The Way That You Love Me

if you take "the way that you love me" (sung (or at least danced) by paula abdul) and invert all the the "it ain't" statements, you get a list of things that women are attracted to or enjoy, traveling, wealth, political connection, getting out of the house, etc. in this way, it's a pretty useful song.

on a slightly different note,
she claims is all about "the way you love me." ok maybe - once the selection has been made.... but in terms of mate *selection* this is not useful. unless women just copulate with ever man they see until they find one that loves them right - i have never witnessed such a selection process. seems interesting though.

Sunday, February 6, 2011

Abstraction of Dancing

As the video below indicates, girls at clubs are "at Chucky Cheese." They aren't interested in thinking (using the neocortext). No neocortex should come into conversation. The whole point of drinking alcohol is to shut it off.

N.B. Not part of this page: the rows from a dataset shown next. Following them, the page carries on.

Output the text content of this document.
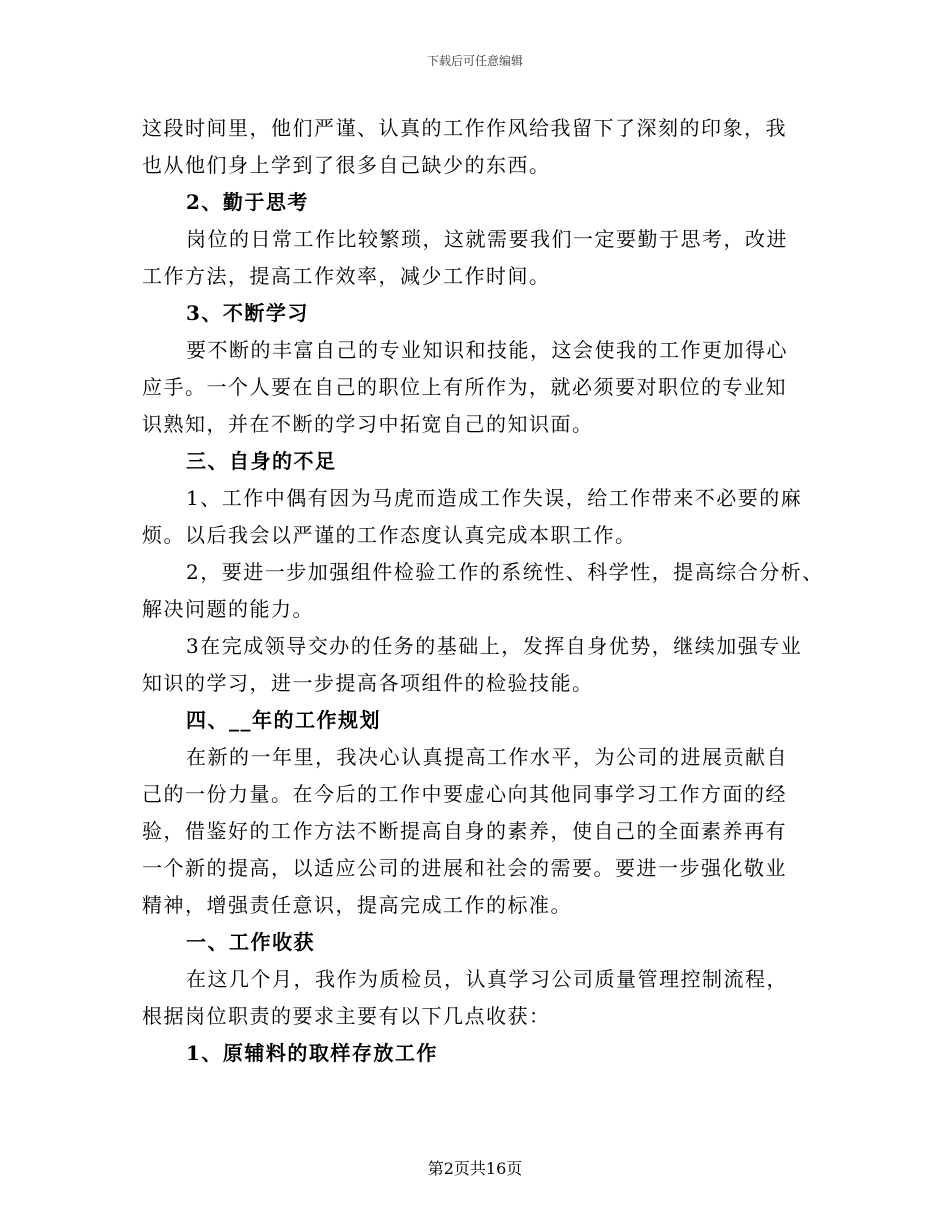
下载后可任意编辑
这段时间里，他们严谨、认真的工作作风给我留下了深刻的印象，我
也从他们身上学到了很多自己缺少的东西。
2、勤于思考
岗位的日常工作比较繁琐，这就需要我们一定要勤于思考，改进
工作方法，提高工作效率，减少工作时间。
3、不断学习
要不断的丰富自己的专业知识和技能，这会使我的工作更加得心
应手。一个人要在自己的职位上有所作为，就必须要对职位的专业知
识熟知，并在不断的学习中拓宽自己的知识面。
三、自身的不足
1、工作中偶有因为马虎而造成工作失误，给工作带来不必要的麻
烦。以后我会以严谨的工作态度认真完成本职工作。
2，要进一步加强组件检验工作的系统性、科学性，提高综合分析、
解决问题的能力。
3在完成领导交办的任务的基础上，发挥自身优势，继续加强专业
知识的学习，进一步提高各项组件的检验技能。
四、__年的工作规划
在新的一年里，我决心认真提高工作水平，为公司的进展贡献自
己的一份力量。在今后的工作中要虚心向其他同事学习工作方面的经
验，借鉴好的工作方法不断提高自身的素养，使自己的全面素养再有
一个新的提高，以适应公司的进展和社会的需要。要进一步强化敬业
精神，增强责任意识，提高完成工作的标准。
一、工作收获
在这几个月，我作为质检员，认真学习公司质量管理控制流程，
根据岗位职责的要求主要有以下几点收获：
1、原辅料的取样存放工作
第2页共16页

Dancing is so abstract that it's pretty much free from thinking. The moves aren't like an argument. They can look good or bad, sure, but still too abstract to be an argument.

Nerds are heavy neocortex users, which is probably why they don't always pick up girls on the dance floor - though I've read that some have learned how.

Thursday, February 3, 2011

Irony of Evolution

The irony of Evolution vs. Religion is that spirituality evolved as a means for humans to ignore reality. We are biochemical machines, but it's not neccessarily a good thing to look at ourselves that way. Many people are happier and more productive believing that there's something spiritual beyond - that belief makes them perform better - that's why the belief evolved. It seems that some don't understand this when criticizing people for not teaching evolution (or the like). They don't understand that humans are probably programmed to reject the truth if needed - and accept explanations that don't cause depression.

Tuesday, February 1, 2011

Responding to the Food Question

standard motif: "how's your x" where x is the food you just got

this one's sort of like the forward basic, very common move

next time i'll be like, what metric shall i evaluate it by? nutritional value? probability that i'll have a headache in an hour? energy content? propensity to keep by brain's glucose level up? texture? response of the tongue to basic sweet/sour/bitter? or the subtler flavors that the olfactory system detects?

it's a complex question - usually i just say "good."

Metaphor - Dating/Dancing

i think that dating is like salsa dancing... and i'm thinking specifically in terms of the way the lead works... the guy is expected to guide and the girl can do her thing within that. possibly another correlation - use of standard motifs.